Re: [PATCH 15/19] sched/fair: Respect LLC preference in task migration and detach

From: Chen, Yu C

Date: Wed Oct 29 2025 - 10:24:03 EST

On 10/29/2025 11:54 AM, K Prateek Nayak wrote:

[snip]

@@ -10227,6 +10233,20 @@ static int detach_tasks(struct lb_env *env)
          if (env->imbalance <= 0)
              break;
+#ifdef CONFIG_SCHED_CACHE
+        /*
+         * Don't detach more tasks if the remaining tasks want
+         * to stay. We know the remaining tasks all prefer the
+         * current LLC, because after order_tasks_by_llc(), the
+         * tasks that prefer the current LLC are at the tail of
+         * the list. The inhibition of detachment is to avoid too
+         * many tasks being migrated out of the preferred LLC.
+         */
+        if (sched_cache_enabled() && detached && p->preferred_llc != -1 &&
+            llc_id(env->src_cpu) == p->preferred_llc)
+            break;

In all cases? Should we check can_migrate_llc() wrt to util migrated and
then make a call if we should move the preferred LLC tasks or not?

Prior to this "stop of detaching tasks", we performed a can_migrate_task(p)
to determine if the detached p is dequeued from its preferred LLC, and in
can_migrate_task(), we use can_migrate_llc_task() -> can_migrate_llc() to
carry out the check. That is to say, only when certain tasks have been
detached, will we stop further detaching.

Perhaps disallow it the first time if "nr_balance_failed" is 0 but
subsequent failed attempts should perhaps explore breaking the preferred
llc restriction if there is an imbalance and we are under
"mig_unrestricted" conditions.

I suppose you are suggesting that the threshold for stopping task detachment
should be higher. With the above can_migrate_llc() check, I suppose we have
raised the threshold for stopping "task detachment"?

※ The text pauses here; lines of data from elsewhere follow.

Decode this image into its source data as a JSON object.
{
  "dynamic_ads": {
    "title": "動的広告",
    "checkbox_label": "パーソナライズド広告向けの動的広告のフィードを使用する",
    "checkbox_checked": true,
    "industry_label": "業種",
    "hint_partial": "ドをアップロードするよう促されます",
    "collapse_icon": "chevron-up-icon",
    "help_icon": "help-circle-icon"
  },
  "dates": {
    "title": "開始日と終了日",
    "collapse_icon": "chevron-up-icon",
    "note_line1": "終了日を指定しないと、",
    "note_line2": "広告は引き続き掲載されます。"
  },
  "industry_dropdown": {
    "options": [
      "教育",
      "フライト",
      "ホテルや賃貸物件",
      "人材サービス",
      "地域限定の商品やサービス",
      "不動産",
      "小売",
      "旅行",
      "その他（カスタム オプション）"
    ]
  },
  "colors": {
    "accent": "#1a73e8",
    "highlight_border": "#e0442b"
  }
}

Say the LLC is under heavy load and we only have overloaded groups.
can_migrate_llc() would return "mig_unrestricted" since
fits_llc_capacity() would return false.

Since we are under "migrate_load", sched_balance_find_src_rq() has
returned the CPU with the highest load which could very well be the
CPU with with a large number of preferred LLC tasks.

sched_cache_enabled() is still true and when detach_tasks() reaches
one of these preferred llc tasks (which comes at the very end of the
tasks list), we break out even if env->imbalance > 0 leaving
potential imbalance for the "migrate_load" case.

Instead, we can account for the util moved out of the src_llc and
after accounting for it, check if can_migrate_llc() would return
"mig_forbid" for the src llc.

I see your point, the original decision matrix intends to
spread the tasks when both LLCs are overloaded.
(src is the preferred LLC, dst is non-preferred LLC)

src \ dst 30% 40% 50% 60%
30% N N N N
40% N N N N
50% N N G G
60% Y N G G

src : src_util
dst : dst_util
Y : Yes, migrate
N : No, do not migrate
G : let the Generic load balance to even the load.

I suppose the reason why the code breaks the rule here is because
as Tim mentioned in another thread, to inhibit the task bouncing
between LLCs.

thanks,
Chenyu